TS <- DTSg$new(flow)
ls(pattern = "^TS$")
#> [1] "TS"
DT <- TS$values(drop = TRUE)
ls(pattern = "^TS$")
#> character(0)

Column access

Sometimes need may arise to access a column other than the one currently processed from a function within the colapply method.

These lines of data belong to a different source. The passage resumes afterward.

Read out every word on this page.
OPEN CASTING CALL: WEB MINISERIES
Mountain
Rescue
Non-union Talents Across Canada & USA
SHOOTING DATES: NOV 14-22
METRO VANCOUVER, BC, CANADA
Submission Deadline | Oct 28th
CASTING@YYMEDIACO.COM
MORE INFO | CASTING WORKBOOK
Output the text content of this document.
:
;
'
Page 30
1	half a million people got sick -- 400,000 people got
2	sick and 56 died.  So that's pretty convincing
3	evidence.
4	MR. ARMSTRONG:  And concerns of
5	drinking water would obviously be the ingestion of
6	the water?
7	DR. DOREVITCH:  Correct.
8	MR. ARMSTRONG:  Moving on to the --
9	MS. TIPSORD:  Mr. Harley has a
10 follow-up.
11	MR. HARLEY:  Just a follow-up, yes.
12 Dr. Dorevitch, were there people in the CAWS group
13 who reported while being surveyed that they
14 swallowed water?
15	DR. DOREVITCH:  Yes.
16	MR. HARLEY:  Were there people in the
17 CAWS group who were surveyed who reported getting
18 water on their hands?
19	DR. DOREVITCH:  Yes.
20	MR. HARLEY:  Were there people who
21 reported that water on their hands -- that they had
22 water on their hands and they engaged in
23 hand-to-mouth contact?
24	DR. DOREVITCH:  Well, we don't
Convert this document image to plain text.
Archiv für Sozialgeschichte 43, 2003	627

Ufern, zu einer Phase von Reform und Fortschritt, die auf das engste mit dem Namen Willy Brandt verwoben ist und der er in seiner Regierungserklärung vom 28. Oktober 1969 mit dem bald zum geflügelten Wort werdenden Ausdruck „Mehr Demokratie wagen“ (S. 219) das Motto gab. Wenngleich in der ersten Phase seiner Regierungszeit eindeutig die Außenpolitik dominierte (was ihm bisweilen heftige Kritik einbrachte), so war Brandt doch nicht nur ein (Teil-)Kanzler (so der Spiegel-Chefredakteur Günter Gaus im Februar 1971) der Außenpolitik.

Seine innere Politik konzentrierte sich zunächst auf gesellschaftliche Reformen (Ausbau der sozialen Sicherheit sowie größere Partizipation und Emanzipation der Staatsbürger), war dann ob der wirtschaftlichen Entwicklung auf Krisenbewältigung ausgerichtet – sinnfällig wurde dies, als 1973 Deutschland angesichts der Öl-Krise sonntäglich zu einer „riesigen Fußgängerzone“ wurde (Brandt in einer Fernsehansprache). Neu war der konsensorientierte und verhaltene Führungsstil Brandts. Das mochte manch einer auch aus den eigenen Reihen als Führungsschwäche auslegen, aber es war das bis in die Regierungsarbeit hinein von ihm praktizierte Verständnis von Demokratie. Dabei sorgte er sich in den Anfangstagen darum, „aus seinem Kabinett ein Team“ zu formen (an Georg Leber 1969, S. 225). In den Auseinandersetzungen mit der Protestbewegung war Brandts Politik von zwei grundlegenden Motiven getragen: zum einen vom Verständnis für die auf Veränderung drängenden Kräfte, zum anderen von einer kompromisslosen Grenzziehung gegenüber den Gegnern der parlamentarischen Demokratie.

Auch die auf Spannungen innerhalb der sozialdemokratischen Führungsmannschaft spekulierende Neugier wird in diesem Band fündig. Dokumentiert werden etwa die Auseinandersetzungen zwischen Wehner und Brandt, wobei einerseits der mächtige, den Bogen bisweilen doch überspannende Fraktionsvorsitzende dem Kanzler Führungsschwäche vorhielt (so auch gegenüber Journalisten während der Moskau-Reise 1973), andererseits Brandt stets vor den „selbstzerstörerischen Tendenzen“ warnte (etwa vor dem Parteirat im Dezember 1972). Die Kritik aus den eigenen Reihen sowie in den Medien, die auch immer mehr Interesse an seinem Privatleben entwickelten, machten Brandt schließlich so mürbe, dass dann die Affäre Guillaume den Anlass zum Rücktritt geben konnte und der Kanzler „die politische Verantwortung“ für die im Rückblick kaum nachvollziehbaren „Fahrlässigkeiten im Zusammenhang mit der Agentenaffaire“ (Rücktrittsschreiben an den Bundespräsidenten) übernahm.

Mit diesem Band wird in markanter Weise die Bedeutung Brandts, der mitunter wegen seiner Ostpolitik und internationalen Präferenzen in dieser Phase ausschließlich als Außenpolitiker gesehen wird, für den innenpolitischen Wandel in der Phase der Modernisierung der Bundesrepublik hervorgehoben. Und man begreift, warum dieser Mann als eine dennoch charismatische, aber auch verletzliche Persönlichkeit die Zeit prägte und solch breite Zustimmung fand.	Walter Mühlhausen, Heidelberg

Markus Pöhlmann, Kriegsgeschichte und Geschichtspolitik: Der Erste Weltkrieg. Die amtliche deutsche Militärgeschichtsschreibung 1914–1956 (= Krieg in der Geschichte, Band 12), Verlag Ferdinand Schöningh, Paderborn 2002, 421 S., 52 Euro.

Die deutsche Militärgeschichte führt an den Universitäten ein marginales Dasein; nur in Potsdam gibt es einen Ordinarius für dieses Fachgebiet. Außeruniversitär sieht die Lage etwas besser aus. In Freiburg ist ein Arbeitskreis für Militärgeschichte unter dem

This can be accomplished in the following way:

# add a new column recording if a certain value is missing or not before
# carrying out a linear interpolation
TS <- DTSg$new(flow)
TS$summary()
#>       flow        
#>  Min.   :  4.995  
#>  1st Qu.:  8.085  
#>  Median : 11.325  
#>  Mean   : 16.197  
#>  3rd Qu.: 18.375  
#>  Max.   :290.715  
#>  NA's   :23
TS$
  colapply(
    function(x, ...) {ifelse(is.na(x), TRUE, FALSE)},
    resultCols = "missing"
  )$
  colapply(interpolateLinear)$
  summary()
#>       flow          missing       
#>  Min.   :  4.995   Mode :logical  
#>  1st Qu.:  8.126   FALSE:2169     
#>  Median : 11.408   TRUE :23       
#>  Mean   : 16.212                  
#>  3rd Qu.: 18.439                  
#>  Max.   :290.715

# undo the linear interpolation (requires additional access to the previously
# created column named "missing", which can be carried out with the help of the
# `getCol` method or its shortcut, the `[` operator, and the freely chosen `y`
# argument)
TS$
  colapply(
    function(x, y, ...) {ifelse(y, NA, x)},
    y = TS$getCol("missing") # or 'y = TS["missing"]'
  )$
  summary()
#>       flow          missing       
#>  Min.   :  4.995   Mode :logical  
#>  1st Qu.:  8.085   FALSE:2169     
#>  Median : 11.325   TRUE :23       
#>  Mean   : 16.197                  
#>  3rd Qu.: 18.375                  
#>  Max.   :290.715                  
#>  NA's   :23

Please refer to the help pages for further details.